The potential hazards of operating vehicles such as tractors on steeply sloping surfaces has long been appreciated by those skilled in the art. Tractors utilized in farming operations or in highway right-of-way mowing, to name but two examples, frequently must travel along hillsides or other sloped paths where the tractor assumes an angle of attack with respect to the hill. This may take place either because the tractor is being driven more-or-less directly up the hill, or because the tractor is moving in a crabwise fashion across the hill to maintain a particular path of travel notwithstanding slippage down the slope. In either case, the front end of the tractor is elevated with respect to the back axle of the tractor, presenting an angle of attack with respect to horizontal. If this angle of attack exceeds some angle where the tractor's center of gravity moves behind the back axle, the tractor will overturn. Many serious and often-fatal accidents have occurred where tractor operators, whether through negligence or simple inattention, exceeded the maximum possible angle of attack for a particular tractor. The risk of overturn or tipping may be aggravated in many cases because such tractors typically are equipped with rear tires or relatively large diameter and/or ribbed or lugged treads capable of exerting substantial traction, especially on relatively soft unpaved surfaces. Such tractors frequently have sufficient power and traction to climb hills steeper than the angle at which the tractor will overturn.
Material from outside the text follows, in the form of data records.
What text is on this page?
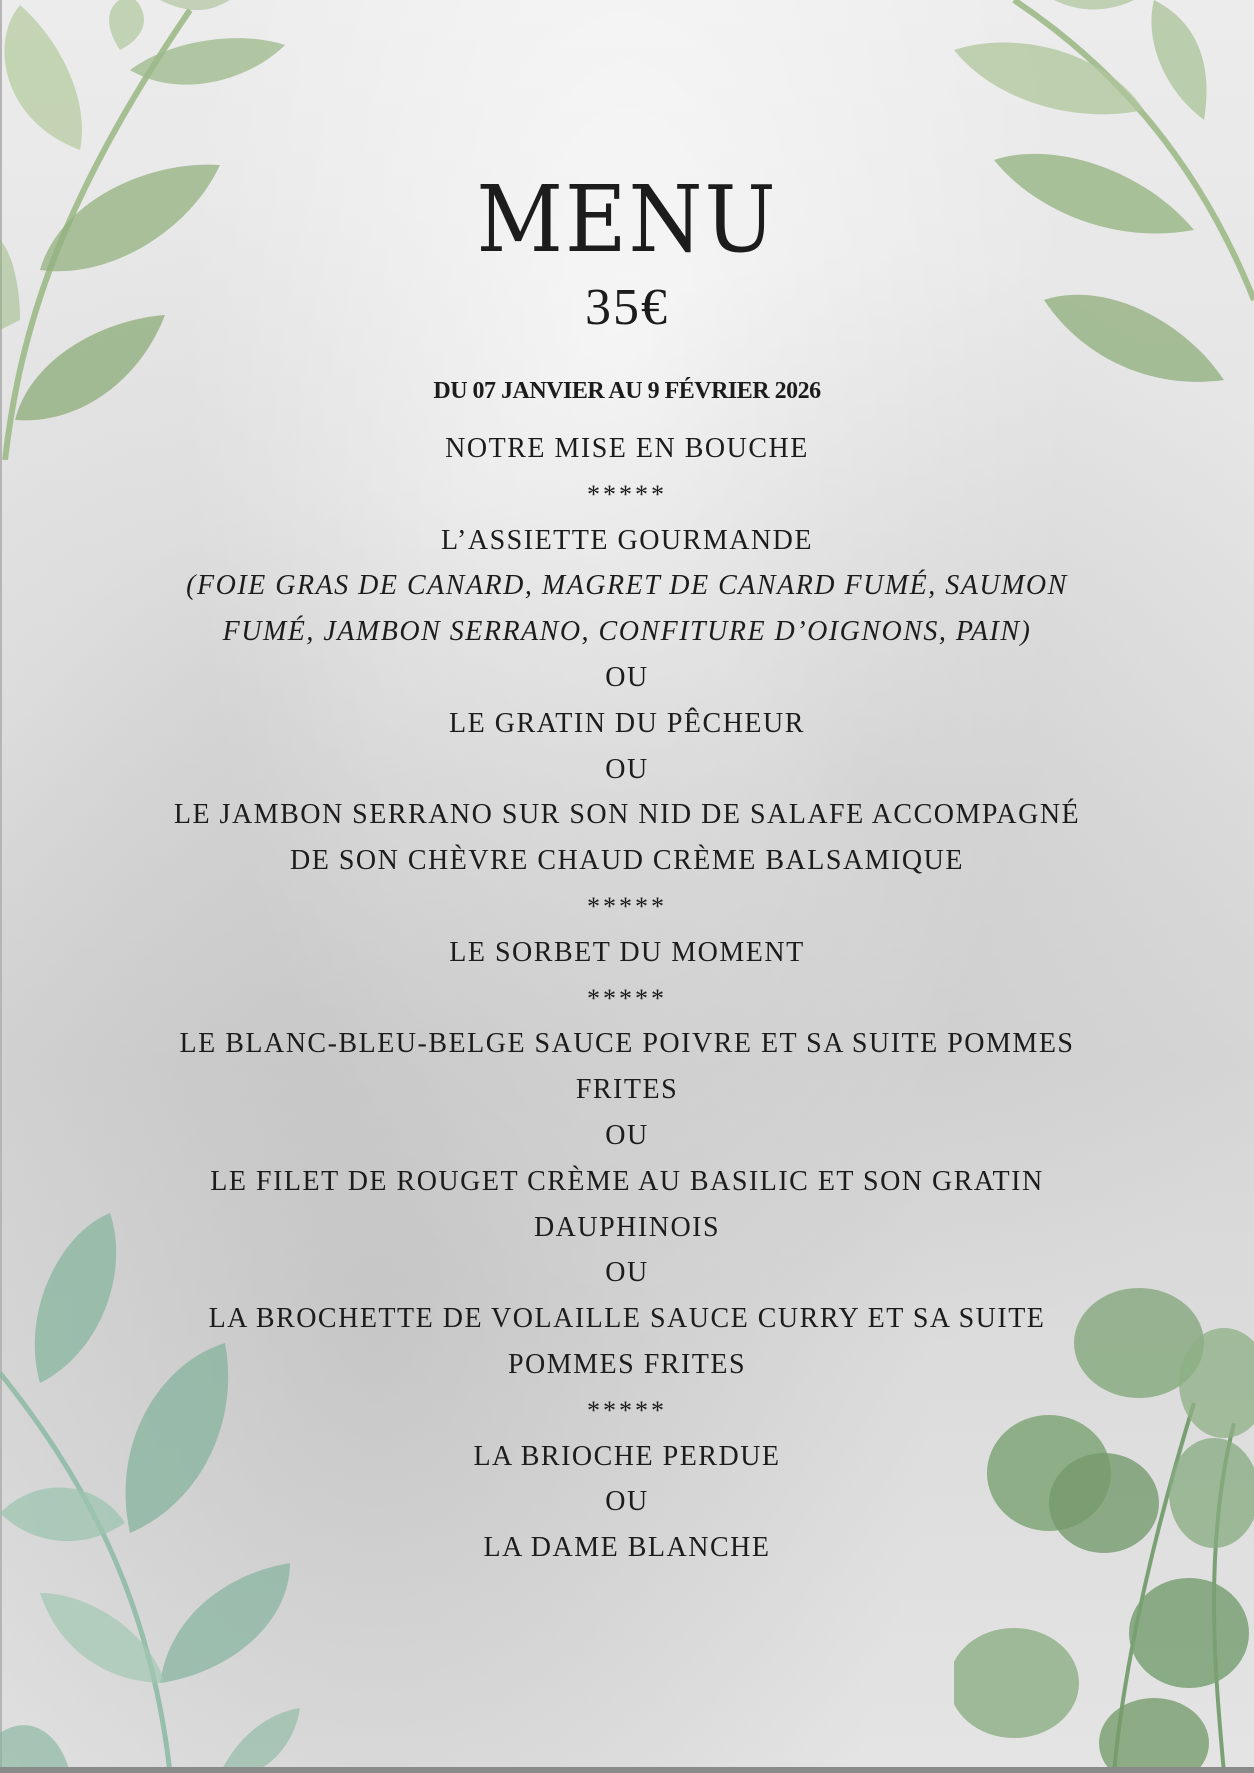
MENU
35€
DU 07 JANVIER AU 9 FÉVRIER 2026
NOTRE MISE EN BOUCHE
*****
L’ASSIETTE GOURMANDE
(FOIE GRAS DE CANARD, MAGRET DE CANARD FUMÉ, SAUMON
FUMÉ, JAMBON SERRANO, CONFITURE D’OIGNONS, PAIN)
OU
LE GRATIN DU PÊCHEUR
OU
LE JAMBON SERRANO SUR SON NID DE SALAFE ACCOMPAGNÉ
DE SON CHÈVRE CHAUD CRÈME BALSAMIQUE
*****
LE SORBET DU MOMENT
*****
LE BLANC-BLEU-BELGE SAUCE POIVRE ET SA SUITE POMMES
FRITES
OU
LE FILET DE ROUGET CRÈME AU BASILIC ET SON GRATIN
DAUPHINOIS
OU
LA BROCHETTE DE VOLAILLE SAUCE CURRY ET SA SUITE
POMMES FRITES
*****
LA BRIOCHE PERDUE
OU
LA DAME BLANCHE
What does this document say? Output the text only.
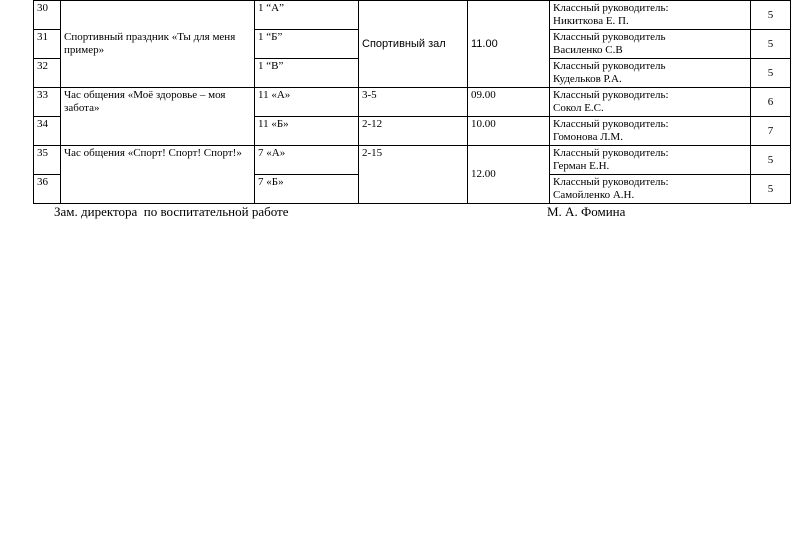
30	Спортивный праздник «Ты для меня пример»	1 “А”	Спортивный зал	11.00	Классный руководитель:
Никиткова Е. П.	5
31		1 “Б”			Классный руководитель
Василенко С.В	5
32		1 “В”			Классный руководитель
Кудельков Р.А.	5
33	Час общения «Моё здоровье – моя забота»	11 «А»	3-5	09.00	Классный руководитель:
Сокол Е.С.	6
34		11 «Б»	2-12	10.00	Классный руководитель:
Гомонова Л.М.	7
35	Час общения «Спорт! Спорт! Спорт!»	7 «А»	2-15	12.00	Классный руководитель:
Герман Е.Н.	5
36		7 «Б»			Классный руководитель:
Самойленко А.Н.	5
Зам. директора  по воспитательной работе	М. А. Фомина
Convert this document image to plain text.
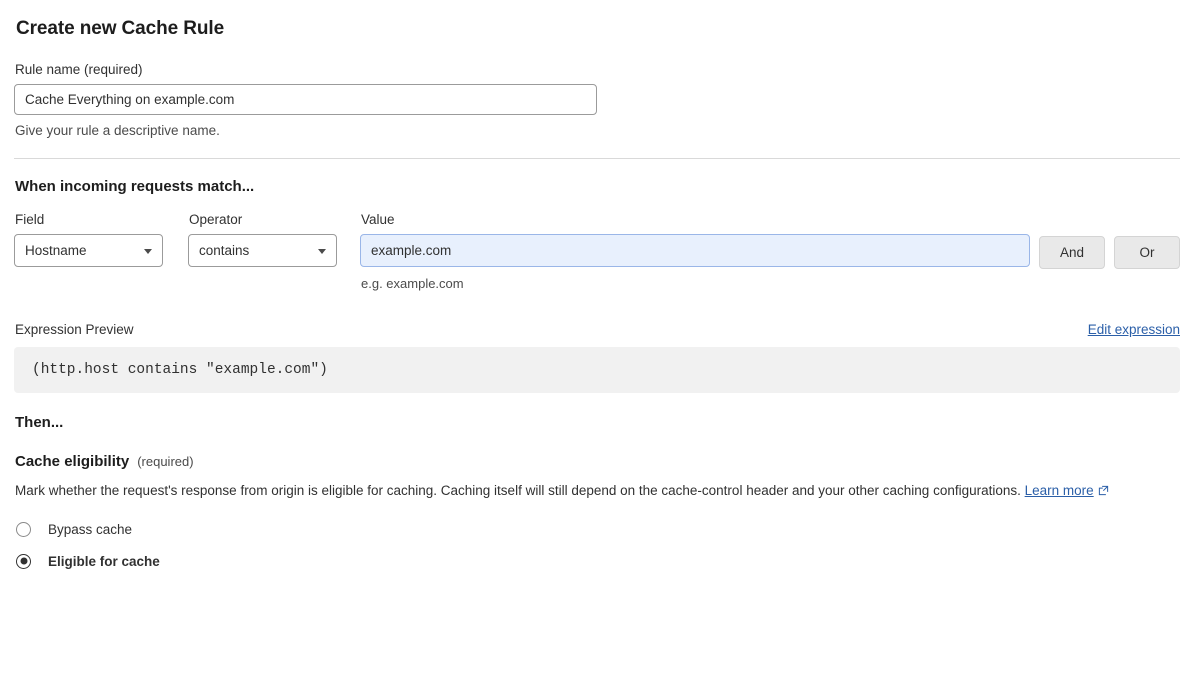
Create new Cache Rule
Rule name (required)
Cache Everything on example.com
Give your rule a descriptive name.
When incoming requests match...
Field
Hostname
Operator
contains
Value
example.com
e.g. example.com
And	Or
Expression Preview	Edit expression
(http.host contains "example.com")
Then...
Cache eligibility (required)
Mark whether the request's response from origin is eligible for caching. Caching itself will still depend on the cache-control header and your other caching configurations. Learn more
Bypass cache
Eligible for cache
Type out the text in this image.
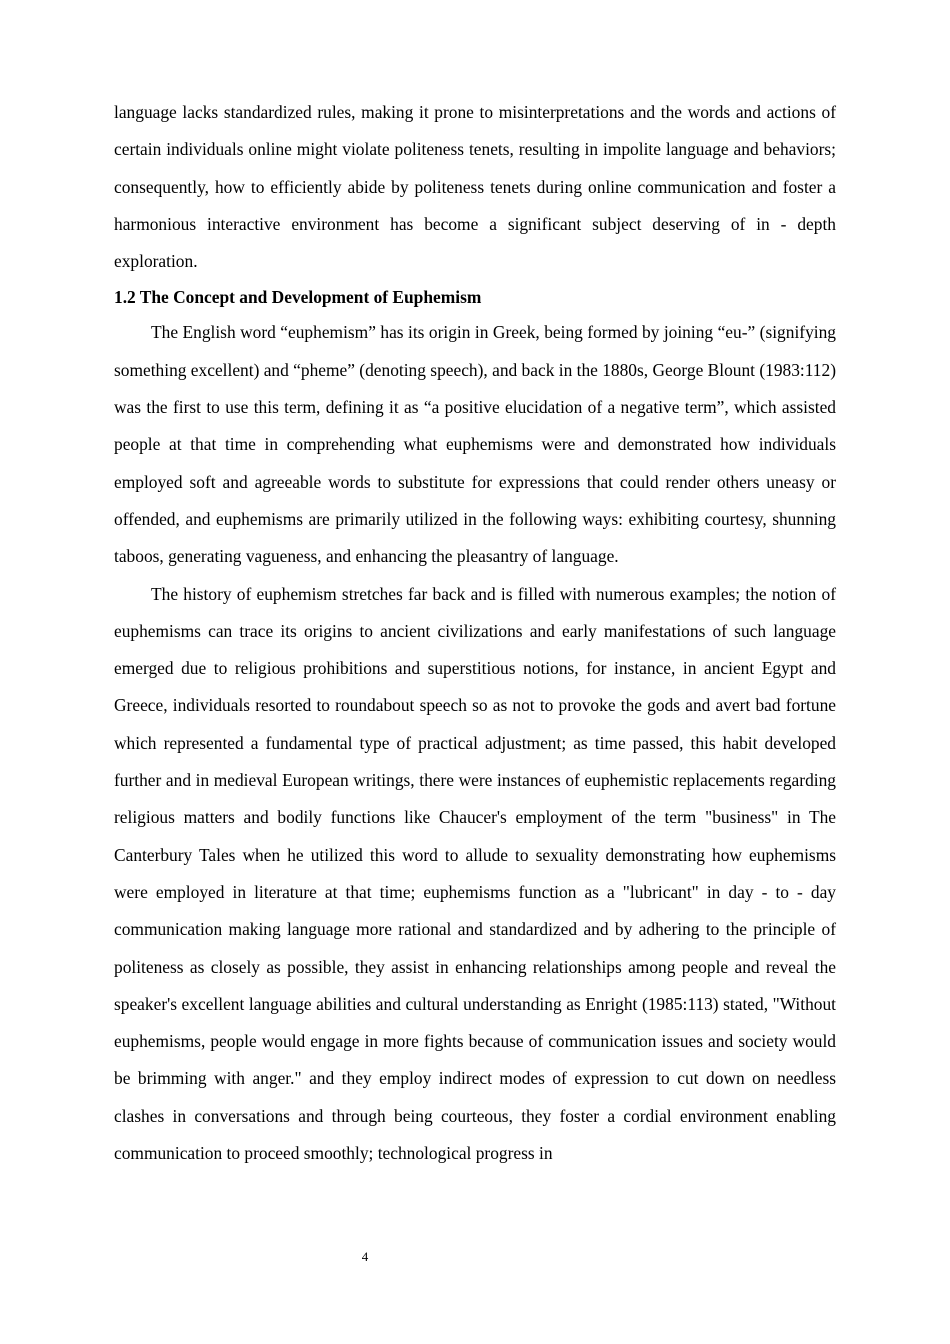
language lacks standardized rules, making it prone to misinterpretations and the words and actions of certain individuals online might violate politeness tenets, resulting in impolite language and behaviors; consequently, how to efficiently abide by politeness tenets during online communication and foster a harmonious interactive environment has become a significant subject deserving of in - depth exploration.

1.2 The Concept and Development of Euphemism

The English word “euphemism” has its origin in Greek, being formed by joining “eu-” (signifying something excellent) and “pheme” (denoting speech), and back in the 1880s, George Blount (1983:112) was the first to use this term, defining it as “a positive elucidation of a negative term”, which assisted people at that time in comprehending what euphemisms were and demonstrated how individuals employed soft and agreeable words to substitute for expressions that could render others uneasy or offended, and euphemisms are primarily utilized in the following ways: exhibiting courtesy, shunning taboos, generating vagueness, and enhancing the pleasantry of language.

The history of euphemism stretches far back and is filled with numerous examples; the notion of euphemisms can trace its origins to ancient civilizations and early manifestations of such language emerged due to religious prohibitions and superstitious notions, for instance, in ancient Egypt and Greece, individuals resorted to roundabout speech so as not to provoke the gods and avert bad fortune which represented a fundamental type of practical adjustment; as time passed, this habit developed further and in medieval European writings, there were instances of euphemistic replacements regarding religious matters and bodily functions like Chaucer's employment of the term "business" in The Canterbury Tales when he utilized this word to allude to sexuality demonstrating how euphemisms were employed in literature at that time; euphemisms function as a "lubricant" in day - to - day communication making language more rational and standardized and by adhering to the principle of politeness as closely as possible, they assist in enhancing relationships among people and reveal the speaker's excellent language abilities and cultural understanding as Enright (1985:113) stated, "Without euphemisms, people would engage in more fights because of communication issues and society would be brimming with anger." and they employ indirect modes of expression to cut down on needless clashes in conversations and through being courteous, they foster a cordial environment enabling communication to proceed smoothly; technological progress in

4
Prior art attempts to overcome the foregoing problem generally have centered around preventing its occurrance, and have been less than satisfactory in many applications. The usual prior-art approach is to move the center of gravity of the tractor further in front of the back axle, thereby increasing the maximum angle of attack before overturning becomes theoretically possible. While this increased maximum angle of attack delays the onset of overturning, the increased maximum angle of attack is such that the front end of the tractor already is well above the normal level position and the tractor operator is leaning back at an unnatural attitude when the tractor reaches this maximum angle. The overturning or tipping movement at this point can be sudden and drastic, frightening the tractor driver and throwing him further off balance, and preventing any possible corrective action which the driver might take to prevent overturning when an incipient maximum angle of attack is reached.
Other approaches of the prior art have included mounting roll bars or cages about the operator's position on the tractor, in an attempt to protect the operator if overturning takes place. While these latter measures are commendable, they fail to address the basic problem, namely, how to avoid the onset of overturning in the first place.